I have disclosed it, so it does not matter. I signed the Register of Members' Interests the moment I returned. If the hon. Gentleman had known about that register, he might not have put down such a silly early-day motion, nor got so many of his silly friends to sign it.
I hope that the silly season will end soon and that the Select Committee will return to sensible, calm deliberations, settle down and remember that we have the least corrupt political system in the world.

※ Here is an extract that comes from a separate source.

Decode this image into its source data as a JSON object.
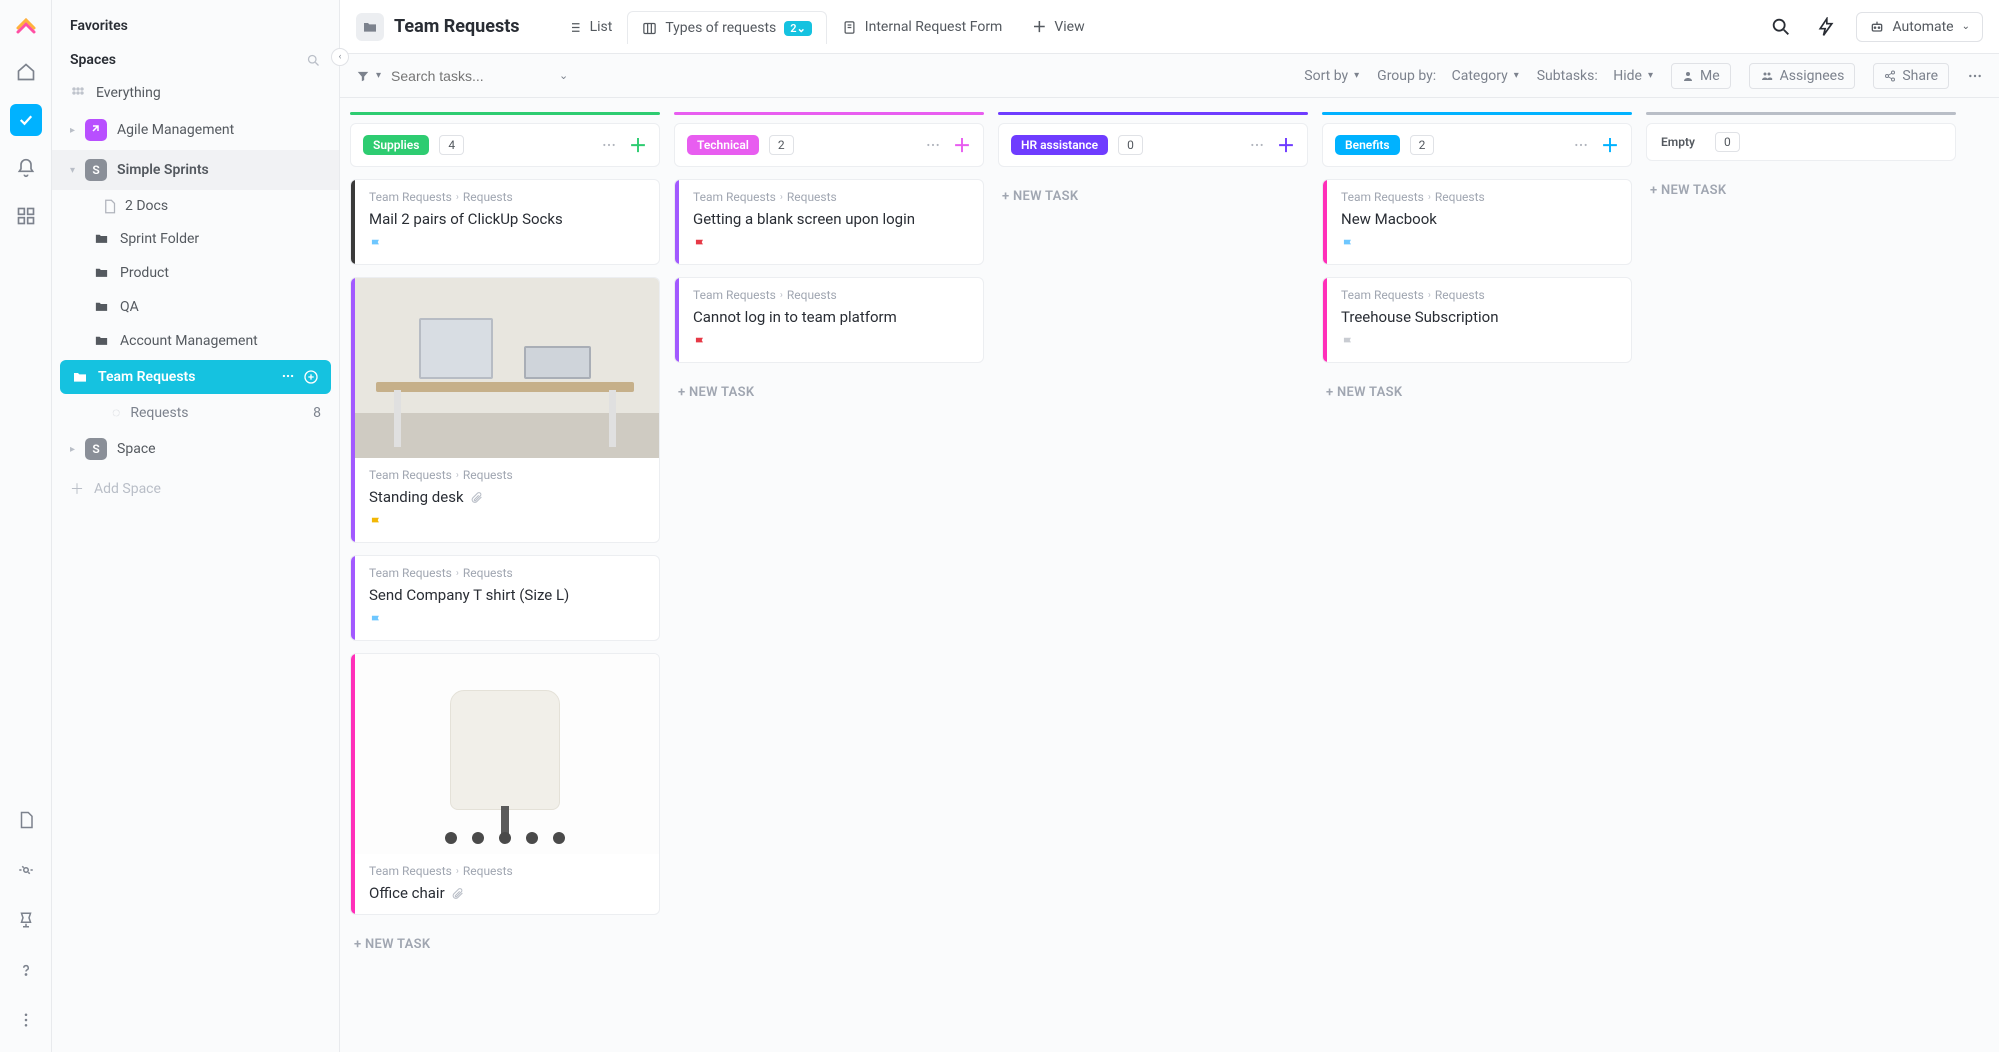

It is time that we stopped trying to pretend that we are a weak, vapid, failing nation which ought to be the laughing stock of the rest of the world. We are not. We are one of the great nations of the world. Other countries look to us for political probity, and the sooner that Opposition Members realise that the better it will be for Britain.
For the greater part of his speech, the hon. and learned Member for Burton (Sir. I. Lawrence) spoke not as the Chairman of an all-party Select Committee trying objectively to consider the subject before us, but as a partisan politician. However, as my starting point, I agree that there is relatively little corruption in our political system compared with what one reads about in, for example, Japan, or areas where there is a clear correlation between contributions to the leading party and public contracts. We are still relatively corruption-free.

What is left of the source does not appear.